Question – 108
If Vyasa didn’t
mean a permanent appearance of change in the position he could have written so,
but he didn’t - why?
Answer:
Vyasa did indicate
that it was not a permanent appearance by classifying it as a nimitta.
Moreover, the very
etymology of Arundhati is – one who never obstructs.
She is A-
rundhe – meaning, one who never obstructs.
Obstructs what?
Obstructs the path
of her husband, i.e., not going in front of her husband as to obstruct his
movement. She behaved so in real life. That
is why a close pair of stars with the companion star always towing the bigger
star was chosen as Vasishtha – Arundhati pair.

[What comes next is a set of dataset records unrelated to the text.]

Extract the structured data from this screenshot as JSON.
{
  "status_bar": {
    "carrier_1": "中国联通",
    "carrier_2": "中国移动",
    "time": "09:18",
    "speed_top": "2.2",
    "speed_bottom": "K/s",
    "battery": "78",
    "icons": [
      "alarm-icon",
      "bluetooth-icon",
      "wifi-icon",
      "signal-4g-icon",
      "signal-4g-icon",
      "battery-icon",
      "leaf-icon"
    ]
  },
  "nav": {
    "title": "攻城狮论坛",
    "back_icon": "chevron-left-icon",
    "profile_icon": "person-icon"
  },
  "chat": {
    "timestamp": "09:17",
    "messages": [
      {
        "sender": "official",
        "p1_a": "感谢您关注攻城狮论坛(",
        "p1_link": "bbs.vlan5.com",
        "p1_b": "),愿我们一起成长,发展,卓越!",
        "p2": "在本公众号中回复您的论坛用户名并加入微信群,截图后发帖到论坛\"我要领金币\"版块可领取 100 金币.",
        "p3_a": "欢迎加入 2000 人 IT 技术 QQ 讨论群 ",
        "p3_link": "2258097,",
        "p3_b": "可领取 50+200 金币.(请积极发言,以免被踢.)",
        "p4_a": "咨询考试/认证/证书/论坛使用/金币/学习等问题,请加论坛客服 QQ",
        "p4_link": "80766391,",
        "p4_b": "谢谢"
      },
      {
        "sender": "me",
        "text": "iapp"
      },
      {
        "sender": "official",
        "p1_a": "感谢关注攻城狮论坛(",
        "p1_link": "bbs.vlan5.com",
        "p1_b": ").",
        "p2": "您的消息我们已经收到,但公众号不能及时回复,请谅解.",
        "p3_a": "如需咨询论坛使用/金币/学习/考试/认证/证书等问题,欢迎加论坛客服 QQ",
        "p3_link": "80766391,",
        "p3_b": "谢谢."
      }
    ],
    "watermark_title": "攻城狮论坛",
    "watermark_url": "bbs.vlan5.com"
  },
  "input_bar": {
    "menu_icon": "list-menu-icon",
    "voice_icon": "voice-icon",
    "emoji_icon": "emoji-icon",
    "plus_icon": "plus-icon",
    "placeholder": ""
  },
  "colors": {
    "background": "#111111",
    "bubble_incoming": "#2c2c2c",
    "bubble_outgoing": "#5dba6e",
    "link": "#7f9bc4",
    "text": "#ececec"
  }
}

Vyasa planted a ‘Ganesh moment’ while talking
about their appearance.
He said, “Arundhati
who is famous over the three worlds and is celebrated by the righteous people
(seers), even that Arundhati (the star Alcor) moving towards Vasiṣṭha caused
him to be at pṛṣṭha” (MB: 6.9.9).
He could not have
meant that Arundhati went ahead of Vasishtha because then it violates the very
meaning of her name.
The verse sounds
like a riddle. In the first line of the verse, Vyasa describes the universal
truth about Arundhati as one praised by all in all the three worlds, obviously
for having never obstructed the path of Vasiṣṭha, by towing behind him.
But the second
line says that she had kept Vasiṣṭha at her back – which is not what the very
name Arundhati stands for.
Of these two
statements, if we accept the first one as true then the second statement is
absolutely false. Since Vyasa could not have mouthed something false, what he
reported must have been a momentary appearance – a nimitta, and he
characterized it so.
If we accept the
second statement as true appearance, then the first statement must be false
for, the one who had kept Vasiṣṭha at her back could not have been praised as
Arundhati in all the three worlds by the righteous people.
By keeping the
inherent incompatibility and contradiction between the two statements within
the same verse and by relating one with the other, Vyasa had delivered the
judgement at that time itself-on which of the two statements is eternally true.
If we fail to
grasp this clever trick of Vyasa, we will be getting nowhere. The text of the Mahabharata
gives no room for superficial understanding. It challenges our thinking power,
our knowledge of the symbolisms and the tradition, to even grasp that a trap
has been laid by Vyasa and the Ganesha moment he had thrown up at us.